Matchless: A Christmas Story

Written By: Gregory Maguire

 Published By: William Morrow

 Reviewed by Melissa Minners

                It’s that time of year again.  Radio stations are playing Christmas music and have been since the weekend before Thanksgiving.  Stores have been pushing Christmas items and advertising Christmas sales (starting long before Halloween).  Santa is in the stores taking photos with all the kids.  The 25 Days of Christmas have begun on ABC Family.  And it’s time for me to check out some books with Christmas themes in the days leading up to the holidays.  That’s why when I saw Matchless: A Christmas Story by Gregory Maguire, I had to check it out.

                In 2008, National Public Radio asked Gregory Maguire to compose a story with a Christmas theme.  He came up with a tale based on Hans Christian Andersen’s The Little Match Girl.  Now, if you know Gregory Maguire, you know that he has a special way of recreating older fairy talesWicked, his re-imagination of The Wizard of Oz, made him famous.  But Wicked was not exactly a rated PG tale.  If NPR was asking for this tale, I figured it would probably be a lot cleaner than Wicked, but was really uncertain what to expect from Matchless.

                I barely remembered The Little Match Girl, but I certainly remembered that it was very sad.  As it turns out, The Little Match Girl actually takes place on New Year’s Eve.  Gregory Maguire moved the tale to Christmas Eve to make it more Christmas appropriate.  The little girl selling matches is still there, but this story has a very uplifting twist.

                Young Frederick is the son of the Queen’s seamstress.  They don’t have much money, but they get by thanks to the clumsiness of the Queen and her penchant for stepping on and ripping her hem seams.  Frederick has a secret in the attic, a collection of items he has found on the street and transformed into a small city. 

                One Christmas Eve, Frederick wanders out late at night after his mother heads off to the Queen’s rescue.  Looking for items to add to his secret collection, Frederick finds a slipper that he believes will make a great ship for the family of two who inhabit his special town.  Little does he know that the slipper belongs to a little girl who lost it while trying to sell matches on this cold winter’s night. 

Ashamed to go home when she has not earned a penny in her trade this night, the girl hunkers down in an alley and begins to light the matches in an effort to get warm.  She laments the loss of her slippers which had originally belonged to her mother, the only thing she had left of her mother after her death.  With each match she lights, she imagines that she catches a glimpse of her mother and longs to be with her once again.  Her wish is granted that night.

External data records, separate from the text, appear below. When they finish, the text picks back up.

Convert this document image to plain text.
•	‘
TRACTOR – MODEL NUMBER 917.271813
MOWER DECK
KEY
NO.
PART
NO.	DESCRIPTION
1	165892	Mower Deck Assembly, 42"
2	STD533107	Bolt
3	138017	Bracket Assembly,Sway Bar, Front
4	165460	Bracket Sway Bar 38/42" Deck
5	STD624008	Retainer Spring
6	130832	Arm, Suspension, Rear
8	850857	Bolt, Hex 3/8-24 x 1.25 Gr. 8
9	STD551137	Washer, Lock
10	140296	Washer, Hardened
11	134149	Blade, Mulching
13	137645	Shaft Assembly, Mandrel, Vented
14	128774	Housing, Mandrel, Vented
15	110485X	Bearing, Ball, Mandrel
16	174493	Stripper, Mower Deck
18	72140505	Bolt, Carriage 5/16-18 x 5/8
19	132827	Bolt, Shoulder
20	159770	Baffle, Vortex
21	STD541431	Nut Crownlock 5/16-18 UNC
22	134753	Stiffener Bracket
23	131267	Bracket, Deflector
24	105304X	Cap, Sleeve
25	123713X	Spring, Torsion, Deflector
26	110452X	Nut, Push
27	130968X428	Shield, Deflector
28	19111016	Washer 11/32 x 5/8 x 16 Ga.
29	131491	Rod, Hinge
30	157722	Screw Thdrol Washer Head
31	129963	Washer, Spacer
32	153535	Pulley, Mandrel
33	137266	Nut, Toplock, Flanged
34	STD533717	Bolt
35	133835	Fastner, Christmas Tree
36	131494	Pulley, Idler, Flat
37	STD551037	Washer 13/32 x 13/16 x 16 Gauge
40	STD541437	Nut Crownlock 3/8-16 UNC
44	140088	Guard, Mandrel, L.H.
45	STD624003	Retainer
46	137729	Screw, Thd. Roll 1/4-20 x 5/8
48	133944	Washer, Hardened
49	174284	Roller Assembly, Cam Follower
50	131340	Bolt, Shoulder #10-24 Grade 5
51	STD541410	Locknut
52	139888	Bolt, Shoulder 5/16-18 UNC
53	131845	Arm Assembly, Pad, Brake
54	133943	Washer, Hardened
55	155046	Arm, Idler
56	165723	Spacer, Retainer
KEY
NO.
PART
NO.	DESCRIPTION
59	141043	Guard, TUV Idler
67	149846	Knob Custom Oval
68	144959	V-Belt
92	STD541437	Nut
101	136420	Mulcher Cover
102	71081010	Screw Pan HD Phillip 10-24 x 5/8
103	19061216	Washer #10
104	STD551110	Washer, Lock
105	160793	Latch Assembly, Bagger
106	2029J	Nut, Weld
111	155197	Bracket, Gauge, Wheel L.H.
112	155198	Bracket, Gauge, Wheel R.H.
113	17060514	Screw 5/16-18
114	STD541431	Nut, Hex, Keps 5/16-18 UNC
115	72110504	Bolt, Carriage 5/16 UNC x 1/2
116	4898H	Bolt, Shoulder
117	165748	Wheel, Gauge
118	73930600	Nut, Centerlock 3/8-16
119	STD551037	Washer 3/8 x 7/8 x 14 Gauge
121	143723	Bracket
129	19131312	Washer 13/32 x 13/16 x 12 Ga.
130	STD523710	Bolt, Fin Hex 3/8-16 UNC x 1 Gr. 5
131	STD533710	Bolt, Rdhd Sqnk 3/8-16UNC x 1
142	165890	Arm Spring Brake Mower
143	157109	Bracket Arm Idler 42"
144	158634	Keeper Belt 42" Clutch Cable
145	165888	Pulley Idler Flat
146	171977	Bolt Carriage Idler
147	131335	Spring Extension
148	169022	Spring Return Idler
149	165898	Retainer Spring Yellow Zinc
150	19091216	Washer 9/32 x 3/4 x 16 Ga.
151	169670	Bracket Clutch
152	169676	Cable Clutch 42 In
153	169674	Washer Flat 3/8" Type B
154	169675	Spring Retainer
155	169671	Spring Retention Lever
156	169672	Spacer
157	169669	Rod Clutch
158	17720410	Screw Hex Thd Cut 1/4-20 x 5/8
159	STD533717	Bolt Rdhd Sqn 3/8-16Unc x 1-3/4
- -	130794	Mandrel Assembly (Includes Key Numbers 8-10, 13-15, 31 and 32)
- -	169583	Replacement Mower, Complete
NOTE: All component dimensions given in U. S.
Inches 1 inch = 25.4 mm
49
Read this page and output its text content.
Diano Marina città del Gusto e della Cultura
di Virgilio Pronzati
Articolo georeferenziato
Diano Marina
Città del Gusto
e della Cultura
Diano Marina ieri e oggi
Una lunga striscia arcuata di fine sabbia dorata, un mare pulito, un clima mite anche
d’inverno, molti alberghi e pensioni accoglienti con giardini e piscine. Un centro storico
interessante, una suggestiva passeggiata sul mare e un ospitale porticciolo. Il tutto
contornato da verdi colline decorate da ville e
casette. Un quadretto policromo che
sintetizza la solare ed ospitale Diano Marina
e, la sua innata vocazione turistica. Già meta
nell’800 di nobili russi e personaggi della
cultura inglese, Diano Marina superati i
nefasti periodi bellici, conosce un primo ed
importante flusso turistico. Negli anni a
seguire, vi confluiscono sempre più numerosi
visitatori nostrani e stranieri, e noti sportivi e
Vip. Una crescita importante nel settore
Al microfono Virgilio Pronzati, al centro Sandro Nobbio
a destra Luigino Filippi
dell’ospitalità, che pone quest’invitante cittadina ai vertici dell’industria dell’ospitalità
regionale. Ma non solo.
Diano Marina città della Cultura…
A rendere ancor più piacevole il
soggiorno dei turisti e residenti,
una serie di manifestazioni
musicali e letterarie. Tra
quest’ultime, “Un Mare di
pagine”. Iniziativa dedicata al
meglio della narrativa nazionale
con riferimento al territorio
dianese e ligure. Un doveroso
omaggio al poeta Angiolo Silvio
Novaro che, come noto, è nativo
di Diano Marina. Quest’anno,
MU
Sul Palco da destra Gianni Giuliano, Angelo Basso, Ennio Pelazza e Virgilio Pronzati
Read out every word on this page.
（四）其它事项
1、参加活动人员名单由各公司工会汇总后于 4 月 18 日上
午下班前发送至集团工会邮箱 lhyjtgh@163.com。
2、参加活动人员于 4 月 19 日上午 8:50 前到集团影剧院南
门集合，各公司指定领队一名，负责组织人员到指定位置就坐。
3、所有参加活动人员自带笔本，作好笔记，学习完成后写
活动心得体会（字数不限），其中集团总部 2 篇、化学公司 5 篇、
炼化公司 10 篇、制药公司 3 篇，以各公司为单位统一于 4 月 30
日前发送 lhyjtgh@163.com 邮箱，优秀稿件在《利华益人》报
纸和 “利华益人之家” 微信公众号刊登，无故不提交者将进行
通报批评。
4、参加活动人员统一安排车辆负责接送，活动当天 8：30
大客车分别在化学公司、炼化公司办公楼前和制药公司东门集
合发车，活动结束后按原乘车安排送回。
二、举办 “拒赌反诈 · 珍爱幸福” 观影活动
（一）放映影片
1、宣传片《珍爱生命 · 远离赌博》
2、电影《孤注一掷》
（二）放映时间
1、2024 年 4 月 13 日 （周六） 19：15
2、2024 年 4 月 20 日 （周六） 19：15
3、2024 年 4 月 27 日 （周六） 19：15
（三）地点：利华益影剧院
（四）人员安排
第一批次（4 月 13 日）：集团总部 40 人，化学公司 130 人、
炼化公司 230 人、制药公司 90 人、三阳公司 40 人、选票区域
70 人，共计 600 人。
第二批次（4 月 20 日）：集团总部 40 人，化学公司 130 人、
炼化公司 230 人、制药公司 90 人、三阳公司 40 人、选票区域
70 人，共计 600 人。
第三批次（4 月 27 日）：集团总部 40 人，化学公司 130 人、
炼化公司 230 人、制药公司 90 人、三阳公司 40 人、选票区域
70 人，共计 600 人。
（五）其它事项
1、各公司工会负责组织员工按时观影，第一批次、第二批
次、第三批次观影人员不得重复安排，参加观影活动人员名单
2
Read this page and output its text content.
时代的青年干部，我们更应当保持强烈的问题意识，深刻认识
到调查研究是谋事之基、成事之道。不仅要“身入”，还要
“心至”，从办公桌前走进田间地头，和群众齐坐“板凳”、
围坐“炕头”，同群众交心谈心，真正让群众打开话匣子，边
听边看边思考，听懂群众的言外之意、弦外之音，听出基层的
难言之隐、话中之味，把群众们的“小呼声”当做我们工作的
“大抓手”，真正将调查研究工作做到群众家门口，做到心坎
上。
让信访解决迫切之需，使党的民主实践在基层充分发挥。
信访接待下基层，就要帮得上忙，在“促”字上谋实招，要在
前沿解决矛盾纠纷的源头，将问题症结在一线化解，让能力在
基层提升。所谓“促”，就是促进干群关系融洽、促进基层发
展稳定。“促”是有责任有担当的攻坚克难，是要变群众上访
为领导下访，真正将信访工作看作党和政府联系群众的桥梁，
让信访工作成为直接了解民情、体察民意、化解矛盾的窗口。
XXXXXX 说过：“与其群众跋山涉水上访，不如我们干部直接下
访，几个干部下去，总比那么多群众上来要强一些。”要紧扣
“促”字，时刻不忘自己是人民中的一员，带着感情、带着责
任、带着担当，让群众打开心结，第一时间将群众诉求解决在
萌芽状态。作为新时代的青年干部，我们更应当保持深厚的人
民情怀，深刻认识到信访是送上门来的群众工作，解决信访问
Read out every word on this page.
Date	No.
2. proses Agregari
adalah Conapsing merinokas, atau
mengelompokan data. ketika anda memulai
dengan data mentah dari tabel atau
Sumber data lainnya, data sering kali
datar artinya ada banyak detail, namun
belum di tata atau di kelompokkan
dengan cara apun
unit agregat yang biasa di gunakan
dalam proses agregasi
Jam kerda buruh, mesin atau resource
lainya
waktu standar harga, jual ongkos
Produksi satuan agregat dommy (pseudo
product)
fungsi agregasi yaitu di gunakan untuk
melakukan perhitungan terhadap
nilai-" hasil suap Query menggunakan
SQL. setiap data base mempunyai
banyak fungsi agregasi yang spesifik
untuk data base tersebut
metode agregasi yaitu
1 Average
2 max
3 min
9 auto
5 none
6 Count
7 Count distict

On Christmas Day, Frederick finds a key in his newly acquired slipper and realizes that the slipper may not have been abandoned purposely.  He asks his mother to take him to the address attached to the key so he can return the slipper.  Unfortunately, upon arriving at the home, he learns that the family living there is in mourning this Christmas.  Somehow, the two families – that of the little match girl and that of Frederick and his mother – unite.  One year later, Frederick’s life is in danger, but help from beyond lights the way.  Can the mysterious light keep him safe for his newfound family?

While The Little Match Girl was a sad tale, Matchless: A Christmas Story is an uplifting tale offering a sense of hope and happiness in this re-imagination of the well-known Andersen tale.  I’m surprised that Maguire would come up with such a positive tale, knowing his sarcastic and pessimistic side revealed in the books of The Wicked Years.  There is a sense of sorrow here, but this sorrow is turned into something positive.  In this tale, the match girl’s death is still sad, but not fruitless and serves as a ray of hope and love.  Definitely the Christmas story it professes to be and a great tale for me to read to jump start the Christmas spirit this year.